One of the main reasons it is so hard is that everyone is fighting to make their way the standard, often wanting to make it proprietary, thus promoting the development of numerous "standards".  First (at least in my world), there was VHS vs. V2000 vs. Betamax.  Then there was the fight of PCs vs. Macs, Lotus SmartSuite vs. MS Office, mobile phone technologies, music formats, the list goes on.  At a more fundamental level, you’ve got imperial vs. metric – even though imperial was so obviously inferior, it took a lot of effort to get rid of it – heavens, now I’m surrounded by it!  At the end of the day, as we get more developed, catering for what we’ve done beforehand becomes more difficult.  That’s why the home isn’t all controlled from a single remote control, and why we still carry cameras, music players, mobile phones and PDAs predominantly as separate devices (well, I don’t, but you know what I mean).

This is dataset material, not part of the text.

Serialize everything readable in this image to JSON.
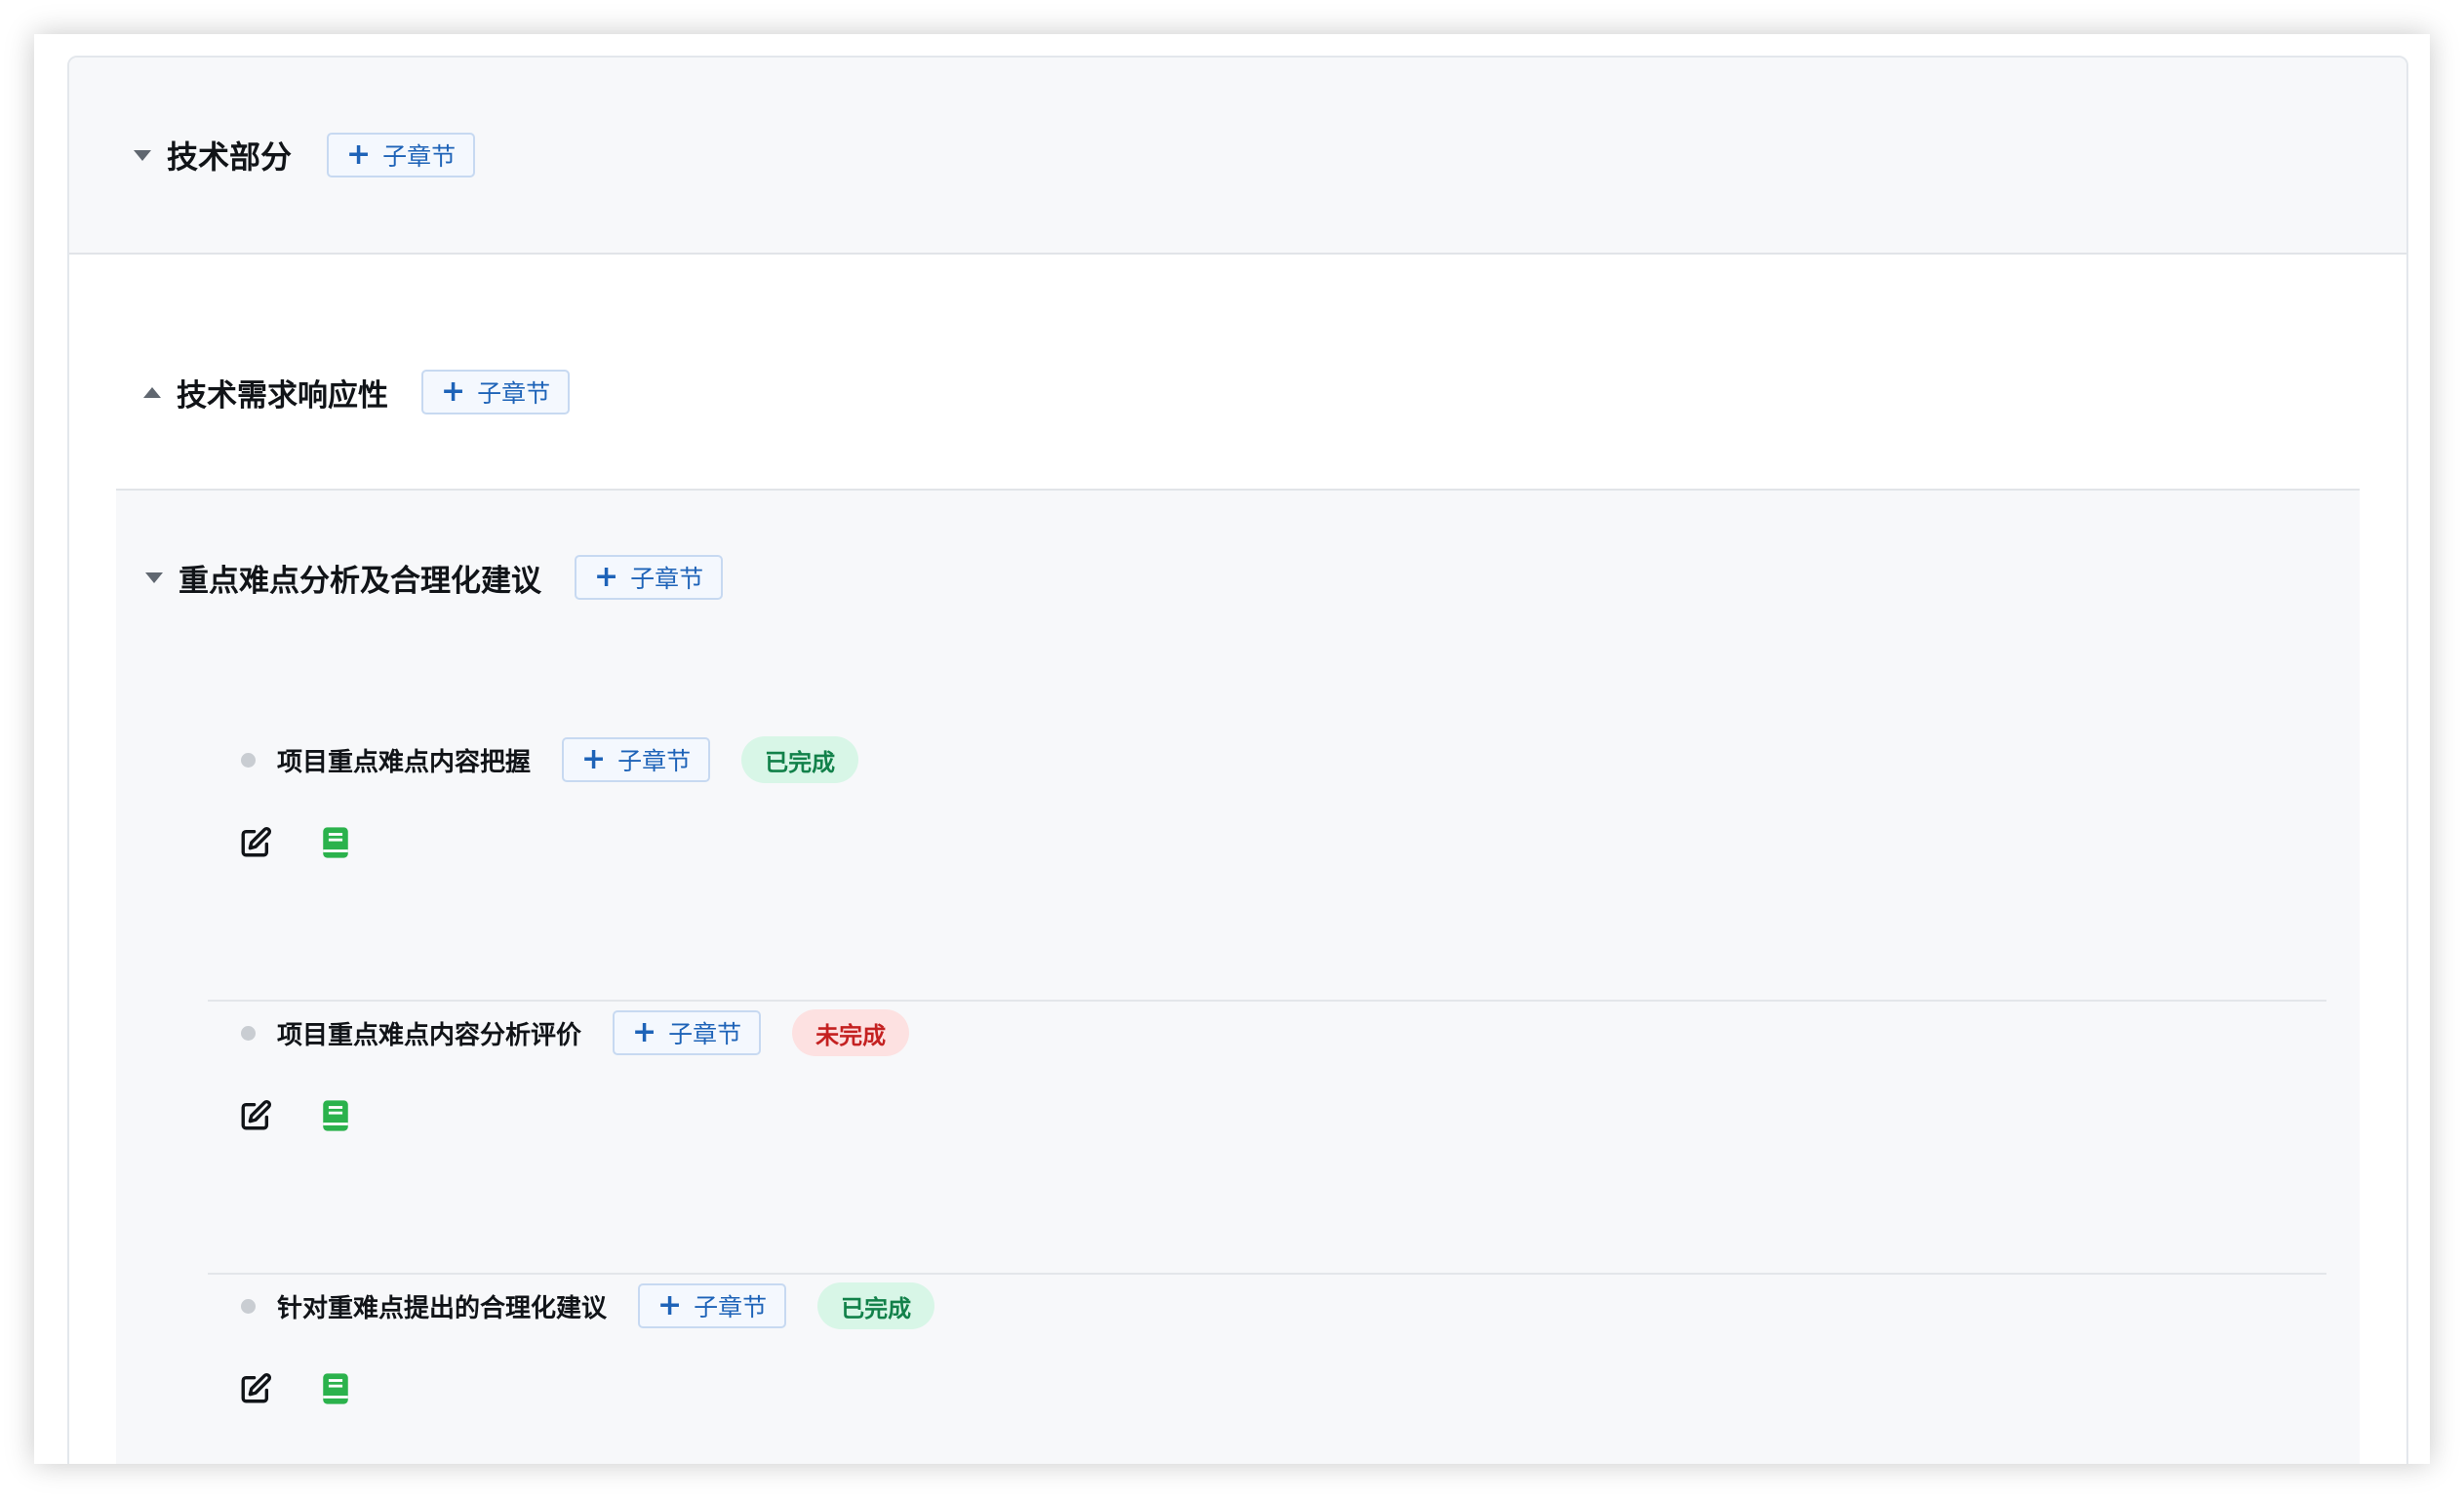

Talking of the Lotus/Microsoft war, I think I’m in my 16th year of working with spreadsheets – now over half of my life.  (That makes me very happy, btw.)  I remember playing around with my Dad’s Toshiba laptop when I ventured into his office after school (can’t believe he had a laptop in c. 1987/8 – I think it was called a T2000 with 1Mb RAM).  It had an orange-on-black display, and I vividly remember the experience, learning all about what he did, and marvelling at the wonder of this machinery.  Lotus 1-2-3 was all driven through the keyboard, with the slash key bringing up the menu (I remember the first option being Range).  (One of Excel’s big wins was its compatibility with 1-2-3 – to this day, clicking the slash key still prompts the main menu.)  On a later version, there was an add-on called WYSIWYG, which did all of the formatting (actually, I think it just did borders).  I remember fondly the fact that the highlighted cell appeared in orange, and moving to another cell resulted in the previously selected cell slowly fading to black, such was the technology behind the screen.

Maybe without this introduction to the world of insurance, and therefore spreadsheets, I would have chosen a different career path, and missed out on the wonderful world of Excel.  Maybe people wouldn’t buy me geek t-shirts (which I wear regularly, btw) as parting gifts.  Again, thanks Dad!!